Pledges were calculated from historical data obtained from the UNFCCC GHG inventory (CRF, 2017).
In its revised NDC, Canada calculates its NDC target by cutting its base year (2005) emissions level by 30%. Since it is an economy wide target, we assume that the target is calculated using 2005 emissions including LULUCF.
We used a similar approach in our CAT assessment for the NDC as well as the calculations for the 2020 target (which is also an economy wide target). LULUCF emissions excluding natural disturbances in 2005 were retrieved from CRF data and converted to GWPs from the IPCC Second Assessment Report (SAR) (UNFCCC, 2017). Projected LULUCF emissions for 2020 and 2030 were obtained from Canada’s sixth national communication (Government of Canada, 2014).
Canada has applied global warming potentials (GWPs) from the IPCC Fourth Assessment Report (AR4) in its projections from 2014–2030 reported in its revised NDC. To ensure consistency between the historical data obtained from CRF (2017) and other elements of our analysis, we calculated the target and the projections based on GWPs from the IPCC Second Assessment Report (SAR). An analysis based on AR4 GWPs would not significantly change the emission trend shown or rating given.
There is a difference of ~36 MtCO2e in LULUCF emissions for the base year (2005) between 2016 and 2017 CRF inventory data. This difference partially explains the difference between the CAT assessment of the NDC target level in 2030—479 MtCO2e incl. LULUCF—against the 523 MtCO2e incl. LULUCF reported in the revised NDC. The remaining difference is due to different GWPs used.
The current policy projections from 2015 to 2030 were obtained from Environment and Climate Change Canada’s 2016 greenhouse gas emission projections which were then harmonised to historical data in SAR (Environment and Climate Change Canada, 2016). The report presents projections considering future impacts of policy measures enacted as of 1st November 2016(Environment and Climate Change Canada, 2016). It presents three scenarios (low emissions scenario, reference scenario and high emissions scenario) reflecting different assumptions about oil and gas prices and GDP growth rate.
Due to uncertainty in GDP growth rate and oil and gas prices, the CAT shows the current policy pathway as a range based on the low and high emission scenarios. Canada has recently introduced its national carbon pricing plan, to be implemented by provinces and territories by 2018. It is not yet clear how much this plan would contribute to reducing national emissions. This policy is not quantified in our current policy projections, as more details of the plan would be needed for this purpose.
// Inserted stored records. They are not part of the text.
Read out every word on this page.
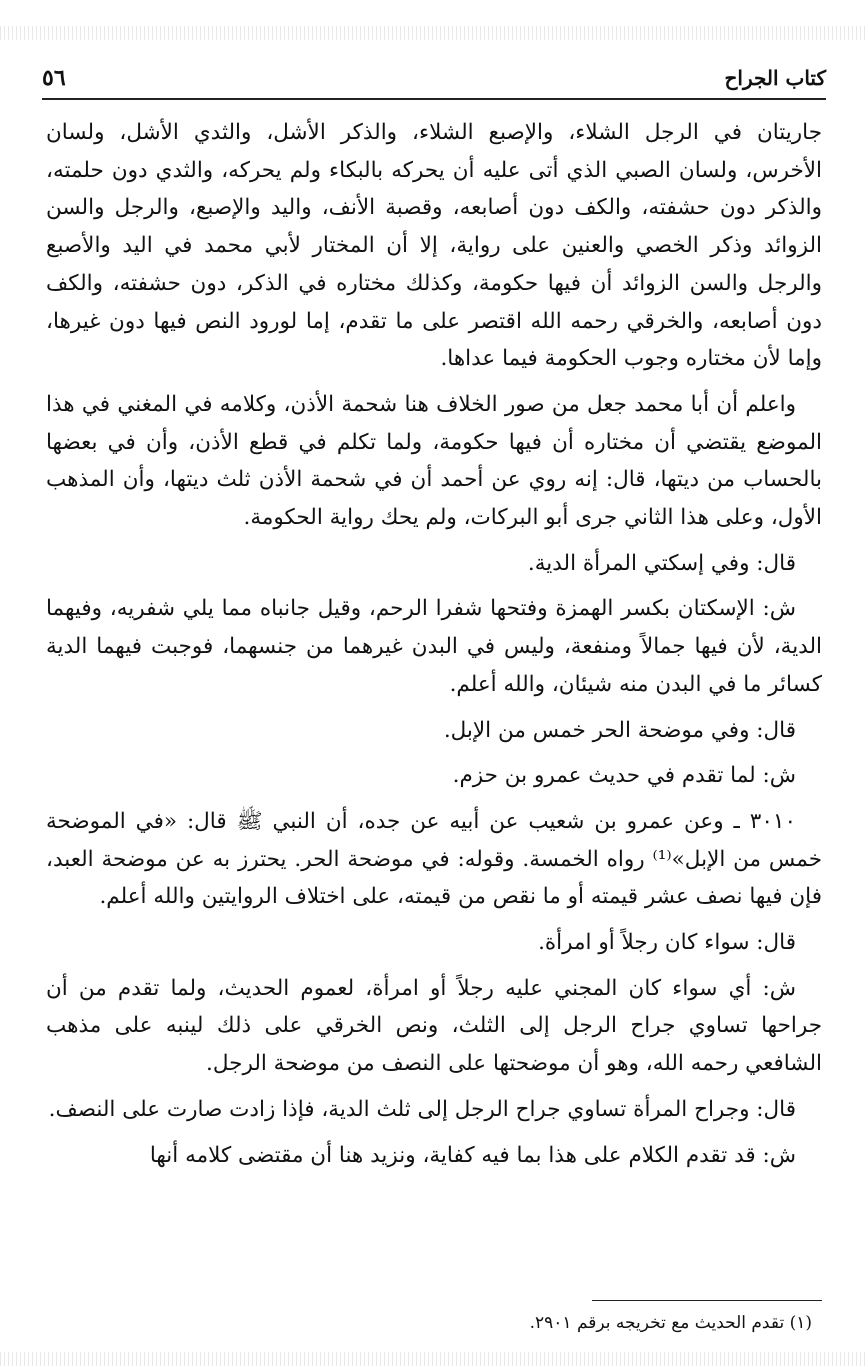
٥٦	كتاب الجراح

جاريتان في الرجل الشلاء، والإصبع الشلاء، والذكر الأشل، والثدي الأشل، ولسان الأخرس، ولسان الصبي الذي أتى عليه أن يحركه بالبكاء ولم يحركه، والثدي دون حلمته، والذكر دون حشفته، والكف دون أصابعه، وقصبة الأنف، واليد والإصبع، والرجل والسن الزوائد وذكر الخصي والعنين على رواية، إلا أن المختار لأبي محمد في اليد والأصبع والرجل والسن الزوائد أن فيها حكومة، وكذلك مختاره في الذكر، دون حشفته، والكف دون أصابعه، والخرقي رحمه الله اقتصر على ما تقدم، إما لورود النص فيها دون غيرها، وإما لأن مختاره وجوب الحكومة فيما عداها.

واعلم أن أبا محمد جعل من صور الخلاف هنا شحمة الأذن، وكلامه في المغني في هذا الموضع يقتضي أن مختاره أن فيها حكومة، ولما تكلم في قطع الأذن، وأن في بعضها بالحساب من ديتها، قال: إنه روي عن أحمد أن في شحمة الأذن ثلث ديتها، وأن المذهب الأول، وعلى هذا الثاني جرى أبو البركات، ولم يحك رواية الحكومة.

قال: وفي إسكتي المرأة الدية.

ش: الإسكتان بكسر الهمزة وفتحها شفرا الرحم، وقيل جانباه مما يلي شفريه، وفيهما الدية، لأن فيها جمالاً ومنفعة، وليس في البدن غيرهما من جنسهما، فوجبت فيهما الدية كسائر ما في البدن منه شيئان، والله أعلم.

قال: وفي موضحة الحر خمس من الإبل.

ش: لما تقدم في حديث عمرو بن حزم.

٣٠١٠ ـ وعن عمرو بن شعيب عن أبيه عن جده، أن النبي ﷺ قال: «في الموضحة خمس من الإبل»⁽¹⁾ رواه الخمسة. وقوله: في موضحة الحر. يحترز به عن موضحة العبد، فإن فيها نصف عشر قيمته أو ما نقص من قيمته، على اختلاف الروايتين والله أعلم.

قال: سواء كان رجلاً أو امرأة.

ش: أي سواء كان المجني عليه رجلاً أو امرأة، لعموم الحديث، ولما تقدم من أن جراحها تساوي جراح الرجل إلى الثلث، ونص الخرقي على ذلك لينبه على مذهب الشافعي رحمه الله، وهو أن موضحتها على النصف من موضحة الرجل.

قال: وجراح المرأة تساوي جراح الرجل إلى ثلث الدية، فإذا زادت صارت على النصف.

ش: قد تقدم الكلام على هذا بما فيه كفاية، ونزيد هنا أن مقتضى كلامه أنها

(١) تقدم الحديث مع تخريجه برقم ٢٩٠١.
The impact of planned policies for 2030 is quantified by subtracting the expected percentage emission reductions achieved through planned policies (policies announced as of 1st November 2016 and the measures listed in the Pan-Canadian Framework) from the current policy pathway. Since the impact of these planned policies is additional to the current policies, we take the current policy pathway range as a starting point.